Alguns dos príncipes do século XV são de um tipo inconcebível pela mistura de devoção e de deboche. Luís de Orleães, um amante insensato do luxo e do prazer, dado ainda por cima à necromancia, tem a sua cela no dormitório comum dos Celestinos, onde compartilha as privações e dos deveres da vida monástica, levantando-se à meia-noite e ouvindo às vezes cinco e seis missas por dia.

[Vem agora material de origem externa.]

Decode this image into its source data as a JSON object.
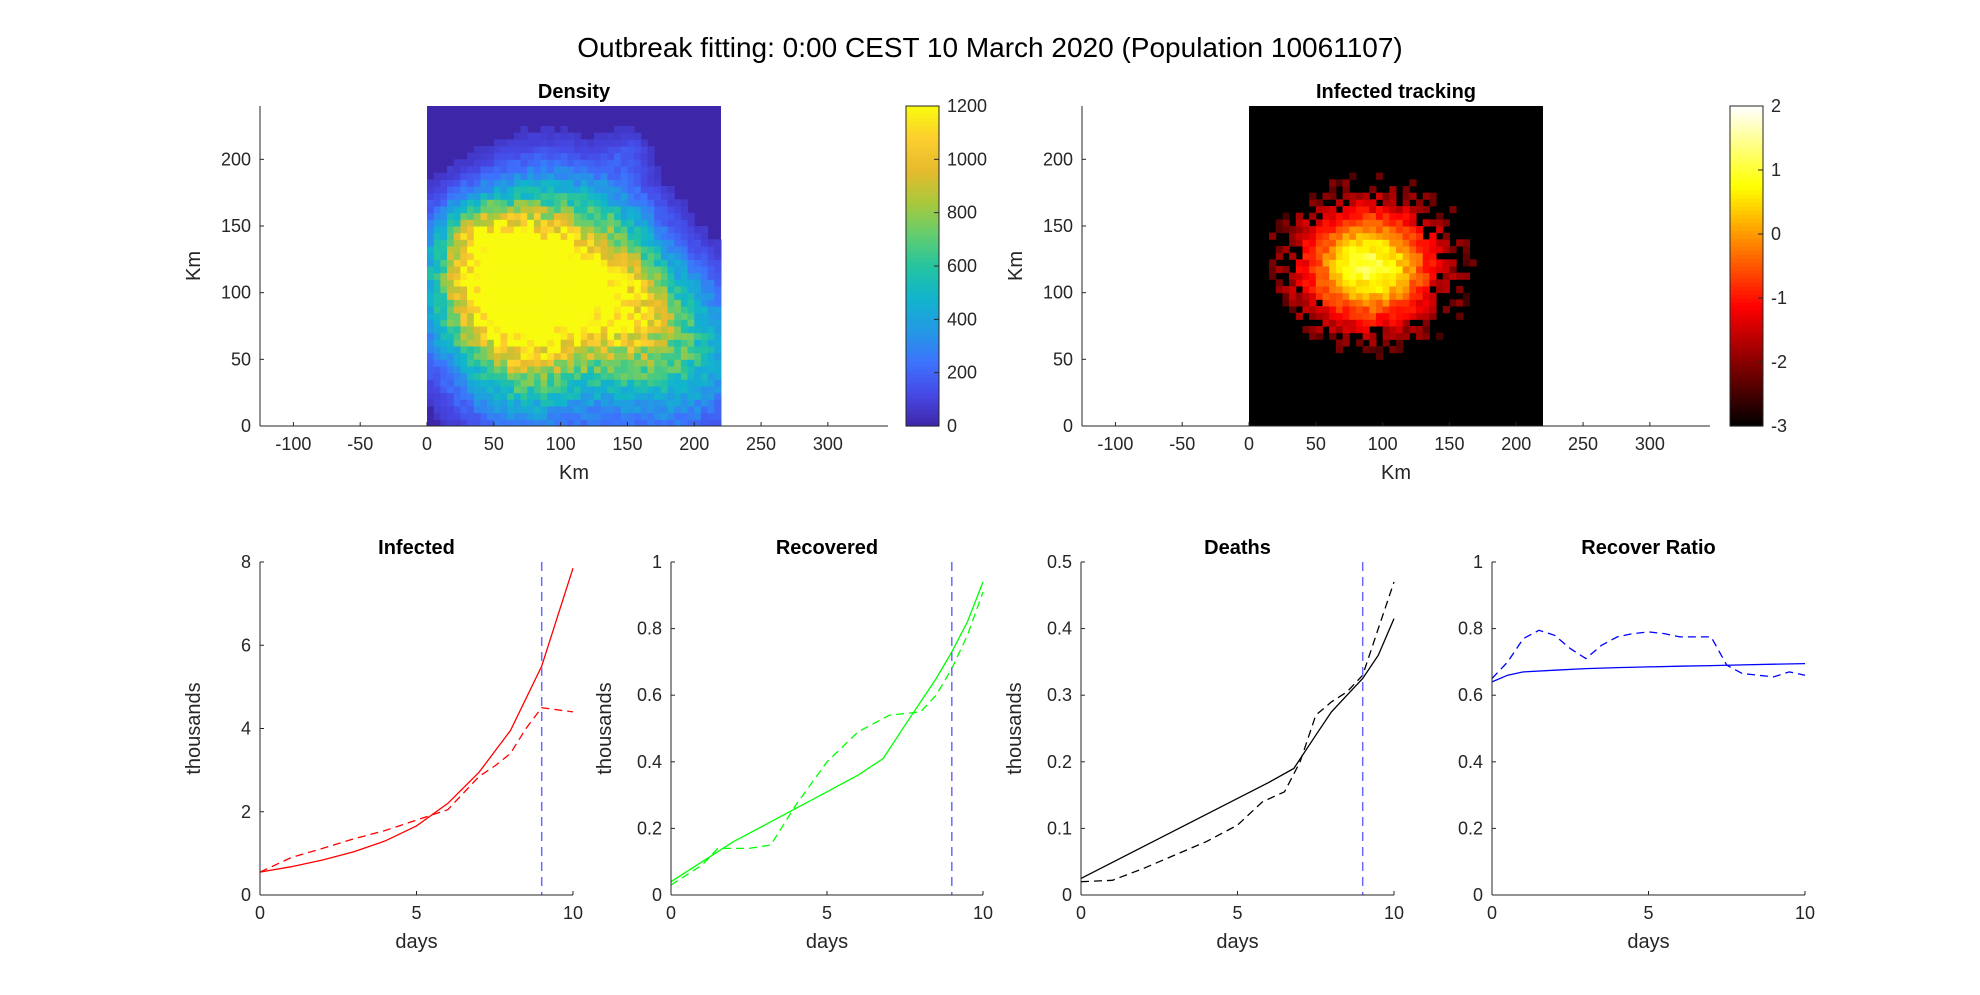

A coexistência da devoção e da mundanidade na mesma pessoa é uma das características e da mundanidade na mesma pessoa é uma das características de Filipe, o Bom. O duque, famoso pela sua moult belle compagnie de bastardos, as suas festas extravagantes, a sua política ambiciosa, e ainda pelo seu orgulho não menos violento do que o seu temperamento, é ao mesmo tempo profundamente devoto. Tem o costume de permanecer no oratório depois da missa durante muito tempo e de ficar a pão e água quatro dias por semana e durante as vigílias de Nossa Senhora e dos Apóstolos. Muitas vezes conservava-se em jejum até às quatro horas da tarde. Dá grandes esmolas em segredo. Depois da tomada de Luxemburgo demorou-se tanto rezando as suas horas e as suas orações em ação de graças que a sua escolta, que o esperava a cavalo, perdeu a paciência, pois o combate ainda não estava terminado. Ao ser avisado do perigo, o duque respondeu: "Se Deus me concedeu a vitória, há-de guardar-ma."
HUIZINGA, Johan. O Declínio da Idade Média. 2ª edição. Tradução de Augusto Abelaira. Lousã, Coimbra: Ulisseia, s/d, p. 188.
De todas as contradições que a vida religiosa desse período apresenta a de mais difícil solução é a do confessado desprezo pelo clero, um desprezo que, como uma corrente não visível à superfície, se desenvolve paralelamente com o maior respeito pela santidade da vida sacerdotal. A alma das massas, ainda não inteiramente cristianizada, nunca esquecera a aversão que o selvagem sente contra o homem que não tem de lutar e que deve permanecer casto. O orgulho feudal do cavaleiro, campeão da coragem e do amor, fazia corpo, neste ponto, com o instinto primitivo do povo. A mundanidade dos mais categorizados membros do clero e a deterioração dos de mais baixo grau fizeram o resto. Daqui provinha que os nobres, os burgueses e os vilãos tivessem desde há muito alimentado esse ódio com sarcasmos dirigidos aos monges incontinentes e aos padres beberrões. Ódio é a palavra exata a usar neste contexto, pois de ódio se tratava, latente, geral e persistente. Nunca o povo se cansava de ouvir criticar os vícios do clero. Quando um pregador ataca o clero pode estar certo de ser aplaudido. "Mal um deles começa a falar deste assunto", diz Bernardino de Siena, "os ouvintes esquecem tudo o mais; não há maneira mais eficaz de reavivar a atenção quando os ouvintes começam a adormecer ou sofrem de calor ou de frio. Todos, instantaneamente, ficam atentos e bem dispostos."
HUIZINGA, Johan. O Declínio da Idade Média. 2ª edição. Tradução de Augusto Abelaira. Lousã, Coimbra: Ulisseia, s/d, p. 186.